Au lieu de se contenter de faire un simple album de thrash
Old School de plus qui n'aurait rien apporté à personne, Cryptosis est le cas d'école d'un groupe qui se pose, analyse sa musique, réfléchit, et met tout en œuvre pour en améliorer chaque aspect avec… du travail. Ils disent volontiers qu'ils se sont énormément entrainés pour cet album et ont monté leur niveau technique pour parvenir à jouer ces compositions en étant à l'aise. Au passage, a éclot une chose inattendue et quasiment absente, il faut bien le dire, de feu-
Distillator : du talent. Lorsque j'ai écouté leurs deux albums précédents en tant que
Distillator, le choc a été rude : si les musiciens sont les mêmes, le niveau est bien inférieur, la technique approximative, le son assez plat et pas maitrisé, avec ces effets cathédrale sur le chant le poussant à la limite de l'horripilant, et des riffs à la qualité inégale. Repasser ensuite à Cryptosis donne l'impression de passer d'une série Z à une superproduction et il y a l'équivalent de dix ans de bourlinguage entre le thrash ampoulé et scolaire qu'ils dispensaient il y a deux ans et le concept album ambitieux et abouti qu'ils ont conçu ici. "

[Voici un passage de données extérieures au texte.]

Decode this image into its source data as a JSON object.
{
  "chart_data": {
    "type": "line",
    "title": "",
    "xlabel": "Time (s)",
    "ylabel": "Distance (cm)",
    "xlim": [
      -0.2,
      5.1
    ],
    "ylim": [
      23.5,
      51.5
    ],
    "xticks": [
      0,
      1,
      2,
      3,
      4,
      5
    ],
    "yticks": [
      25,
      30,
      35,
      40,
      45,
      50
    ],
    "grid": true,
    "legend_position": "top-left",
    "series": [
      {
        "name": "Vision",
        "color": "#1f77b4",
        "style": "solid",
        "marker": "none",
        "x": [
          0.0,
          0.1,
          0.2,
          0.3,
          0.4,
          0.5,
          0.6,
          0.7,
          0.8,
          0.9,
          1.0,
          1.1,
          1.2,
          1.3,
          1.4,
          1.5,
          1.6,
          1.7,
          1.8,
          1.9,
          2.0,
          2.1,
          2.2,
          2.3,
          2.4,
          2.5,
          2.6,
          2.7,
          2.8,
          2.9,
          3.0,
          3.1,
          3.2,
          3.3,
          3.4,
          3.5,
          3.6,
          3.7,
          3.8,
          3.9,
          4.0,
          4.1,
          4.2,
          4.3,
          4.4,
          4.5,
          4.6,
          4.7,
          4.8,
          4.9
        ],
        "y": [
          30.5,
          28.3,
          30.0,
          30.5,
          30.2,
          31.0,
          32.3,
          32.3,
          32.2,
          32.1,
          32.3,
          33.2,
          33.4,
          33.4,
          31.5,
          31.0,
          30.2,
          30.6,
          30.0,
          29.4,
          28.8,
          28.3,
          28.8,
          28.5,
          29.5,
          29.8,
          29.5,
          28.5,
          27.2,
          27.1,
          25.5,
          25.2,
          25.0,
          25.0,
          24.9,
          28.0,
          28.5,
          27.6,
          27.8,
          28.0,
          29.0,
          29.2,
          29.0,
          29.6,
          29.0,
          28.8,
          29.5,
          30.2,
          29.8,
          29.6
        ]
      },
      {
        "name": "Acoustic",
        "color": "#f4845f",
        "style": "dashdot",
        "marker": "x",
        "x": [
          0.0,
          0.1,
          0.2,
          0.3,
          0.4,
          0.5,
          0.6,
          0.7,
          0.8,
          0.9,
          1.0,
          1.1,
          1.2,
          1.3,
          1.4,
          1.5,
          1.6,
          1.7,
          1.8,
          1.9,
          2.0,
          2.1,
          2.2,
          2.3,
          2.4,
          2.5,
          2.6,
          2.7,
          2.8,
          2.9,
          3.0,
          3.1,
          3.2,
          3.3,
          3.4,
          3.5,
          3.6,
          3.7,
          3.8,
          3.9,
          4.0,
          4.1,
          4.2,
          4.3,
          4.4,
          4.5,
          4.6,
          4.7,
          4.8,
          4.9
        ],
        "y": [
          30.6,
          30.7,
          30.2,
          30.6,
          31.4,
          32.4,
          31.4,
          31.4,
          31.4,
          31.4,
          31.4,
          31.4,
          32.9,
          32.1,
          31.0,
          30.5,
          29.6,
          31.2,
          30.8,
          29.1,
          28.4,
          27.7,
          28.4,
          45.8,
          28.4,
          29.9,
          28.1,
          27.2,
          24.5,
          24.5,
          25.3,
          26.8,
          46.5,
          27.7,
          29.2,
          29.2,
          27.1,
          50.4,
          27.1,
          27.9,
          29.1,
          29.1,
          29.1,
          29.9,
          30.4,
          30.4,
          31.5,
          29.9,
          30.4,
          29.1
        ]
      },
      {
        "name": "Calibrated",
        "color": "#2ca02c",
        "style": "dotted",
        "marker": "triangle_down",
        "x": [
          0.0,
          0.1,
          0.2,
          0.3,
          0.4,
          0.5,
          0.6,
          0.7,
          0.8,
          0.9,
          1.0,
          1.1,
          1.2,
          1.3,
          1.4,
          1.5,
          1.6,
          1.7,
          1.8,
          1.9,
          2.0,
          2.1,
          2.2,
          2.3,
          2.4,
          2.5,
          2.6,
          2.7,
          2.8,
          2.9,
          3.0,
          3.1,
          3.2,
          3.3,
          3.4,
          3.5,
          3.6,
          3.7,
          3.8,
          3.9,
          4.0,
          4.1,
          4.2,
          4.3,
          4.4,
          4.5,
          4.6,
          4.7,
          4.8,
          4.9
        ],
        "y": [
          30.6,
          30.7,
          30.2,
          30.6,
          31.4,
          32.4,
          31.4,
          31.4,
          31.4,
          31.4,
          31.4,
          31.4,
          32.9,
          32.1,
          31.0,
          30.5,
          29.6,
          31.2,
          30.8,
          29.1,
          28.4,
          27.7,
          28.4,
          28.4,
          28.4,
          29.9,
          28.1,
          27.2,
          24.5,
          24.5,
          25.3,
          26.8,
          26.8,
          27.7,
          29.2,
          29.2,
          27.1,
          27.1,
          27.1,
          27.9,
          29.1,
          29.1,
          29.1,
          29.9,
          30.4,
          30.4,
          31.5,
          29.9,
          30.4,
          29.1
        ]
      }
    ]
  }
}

Bionic Swarm" est une petite perle, une divine surprise, une madeleine de Proust thrash, et poursuit une exploration moderne et expérimentale dans une voie plus rentre-dedans que celle déjà ouverte par les excellents Vector. Je ne peux qu'espérer qu'ils ne s'endormiront pas sur leurs lauriers dans la suite de leur carrière, et qu'on pourra vite voir Cryptosis sur scène.
Excellent album que je ne regrette bigrement pas d'avoir acquis. Unique petit bémol, j'aurais souhaité un chant un peu plus diversifié d'un titre à l'autre.
S'il y a quelques-uns qui ont acheté l'album de Cryptosis, c'est top, ils méritent vraiment !
Witchfucker : La petite réserve au niveau du chant, je me l'étais faite à la première écoute, c'est vrai qu'il est très basique. Mais en écoutant les progrès depuis Distillator, et sachant qu'il se tape toute la gratte en même temps, il est pardonné. Ca risque d'être mon numéro 1 thrash de 2021.
Me concernant il figurera au minimum dans mon top 3 de cette catégorie. A moins que nous ayons la joie d'assister à une déferlante d'albums Thrash en béton armé d'ici la fin de l'année. Mais j'en doute.....
Les écoutes sur Youtube couplées à 1 lecture attentive de la chronique ont mis en avant la necessité de disposer d un tel album. Si chaques commentaires apportent 1 plus a cette belle chronique,force est de constater que l album est des plus inspiré et dispose d une vraie personnalité.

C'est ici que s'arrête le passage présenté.